Week 2 Reflection of my STEM Lesson

The STEM lesson that I chose to do was on viruses and germs. The science portion of the lesson was a lab activity.  Every student is given a Petri dish filled with flour except one person has baking soda in their Petri dish.  This person will represent the person with the contagious cooties virus.  They pretend that they are at an end of the year pool party and begin sharing their "drinks" (Petri dishes) with each other.  To share drinks the student’s combined the substances in their Petri dish and then divide it back up.  They share their drink with a total of three people.  The students then go back to their seat and are given an eye dropper filled with baking soda.  If their Petri dish fizzes they caught the virus.  They are then placed in cooperative learning groups to answer the question and analysis portion of the lesson and try to trace the path of the virus.  

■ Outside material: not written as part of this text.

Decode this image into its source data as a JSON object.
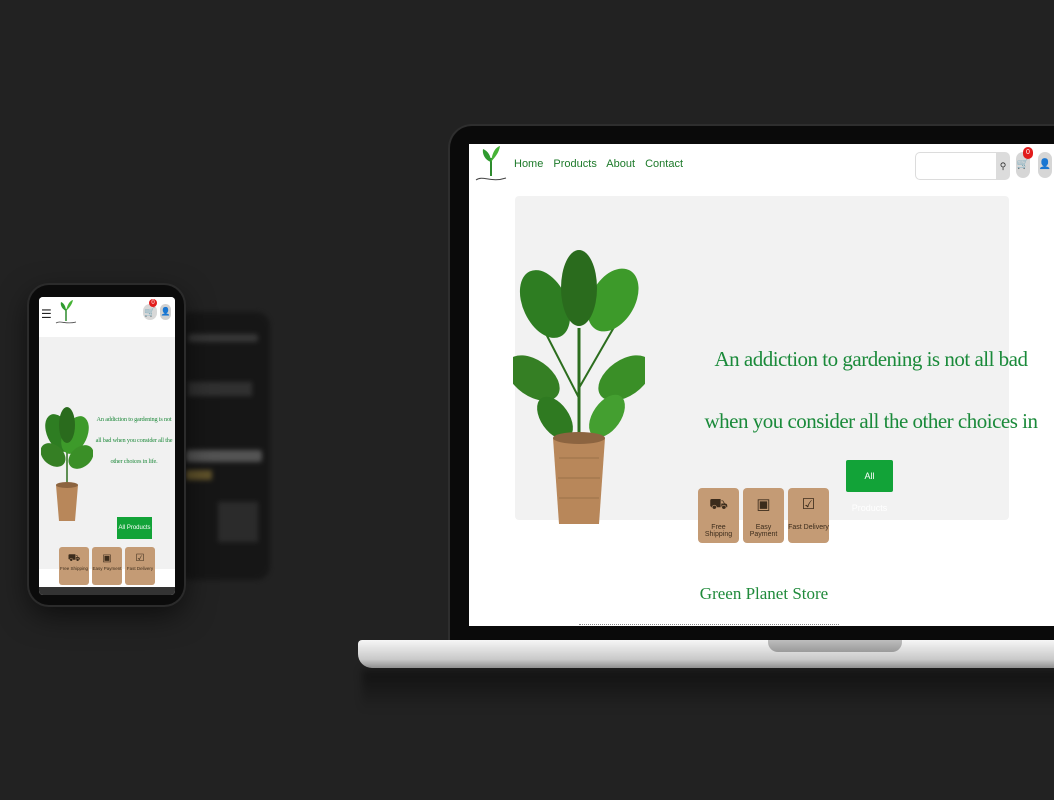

The technology (and engineering) portion of the lesson involves displaying their group’s virus path map on the video flex.  They also have an extension project with their collaborative group where they have to research the historical perspective on current sanitary practices.  The students can create a model or experiment for their project.  

The math portion of the lesson has the students trying to figure out how many people would be infected in certain situations.  For example: If two people are infected and they each share their drinks with two people and then those two people share with two people, how many total people are now infected?  

The 5 E's strategy was very helpful in planning my lesson however, the lesson format was very time consuming.  If this was how my district required lesson plans to be done I feel like I would spend all my time writing lesson plans and no time practicing and preparing.  With that being said, I do feel like I should be familiar with other lesson formats so I am glad that I am being exposed to it now.  

If I were to implement this lesson, I believe that it would run very smoothly, the only portion that would require extra thought is the extension project.  This would require a large portion of class time and the students would also have to dedicate a large portion of their own time to the project.